Dr. Guei-Feng (Cindy) Tsai, Department of Statistics, Northwestern University

 

Title: Semi-nonparametric Models and Inference for High Dimensional Microarray Data

 

Abstract: We develop a new approach to analyze high dimensional cell-cycle microarray data with no replicates. There are two kinds of correlations for cell-cycle microarray data. Measurements are correlated within a gene, and measurements are also correlated between genes since some genes may be biologically related. The proposed procedure combines a classification method, the quadratic inference function method and nonparametric techniques for complex high dimensional data. We first perform a gene classifying analysis to classify genes into classes with similar cell-cycle patterns, including a class with no cell-cycle phenomena at all.

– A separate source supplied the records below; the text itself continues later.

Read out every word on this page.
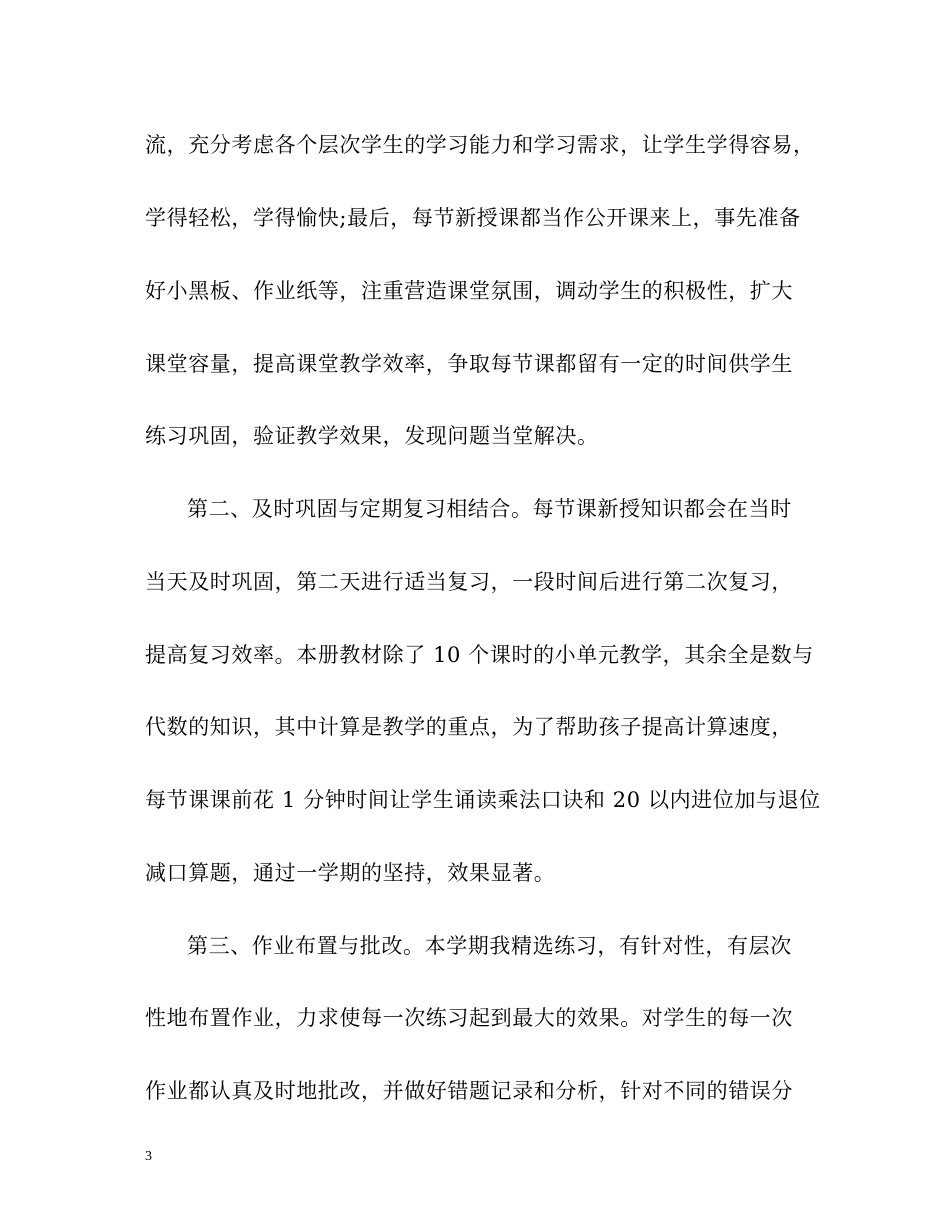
流，充分考虑各个层次学生的学习能力和学习需求，让学生学得容易，
学得轻松，学得愉快;最后，每节新授课都当作公开课来上，事先准备
好小黑板、作业纸等，注重营造课堂氛围，调动学生的积极性，扩大
课堂容量，提高课堂教学效率，争取每节课都留有一定的时间供学生
练习巩固，验证教学效果，发现问题当堂解决。
第二、及时巩固与定期复习相结合。每节课新授知识都会在当时
当天及时巩固，第二天进行适当复习，一段时间后进行第二次复习，
提高复习效率。本册教材除了 10 个课时的小单元教学，其余全是数与
代数的知识，其中计算是教学的重点，为了帮助孩子提高计算速度，
每节课课前花 1 分钟时间让学生诵读乘法口诀和 20 以内进位加与退位
减口算题，通过一学期的坚持，效果显著。
第三、作业布置与批改。本学期我精选练习，有针对性，有层次
性地布置作业，力求使每一次练习起到最大的效果。对学生的每一次
作业都认真及时地批改，并做好错题记录和分析，针对不同的错误分
3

We use genes within the same class as pseudo-replicates to build nonparametric models and inference functions. In order to incorporate correlation of longitudinal measurements, the quadratic inference function method is also applied. This approach allows us to perform chi-squared tests for testing whether the coefficients are time varying or not. This also allows us to determine whether certain genes regulate cell cycles. A real data example on cell-cycle microarray data as well as simulations are illustrated.

 

 

 

 

Friday, December 9, 2005, 11am  (Note: Unusual Date)

Dr. Alex Dmitrienko, Eli Lilly

Title: Branching tests in clinical trials with multiple objectives    

Abstract: This talk discusses branching multiple tests with clinical trial applications. Branching tests arise in clinical trials with hierarchically ordered multiple objectives, for example, in the context of multiple dose-control tests with logical restrictions or analysis of multiple endpoints. The proposed branching approach is based on the principle of closed testing and generalizes the serial and parallel gatekeeping approaches. The branching testing methodology will be illustrated using a clinical trial with multiple endpoints (primary, secondary and tertiary) and multiple objectives (superiority and non-inferiority testing) as well as a dose-finding trial with multiple endpoints.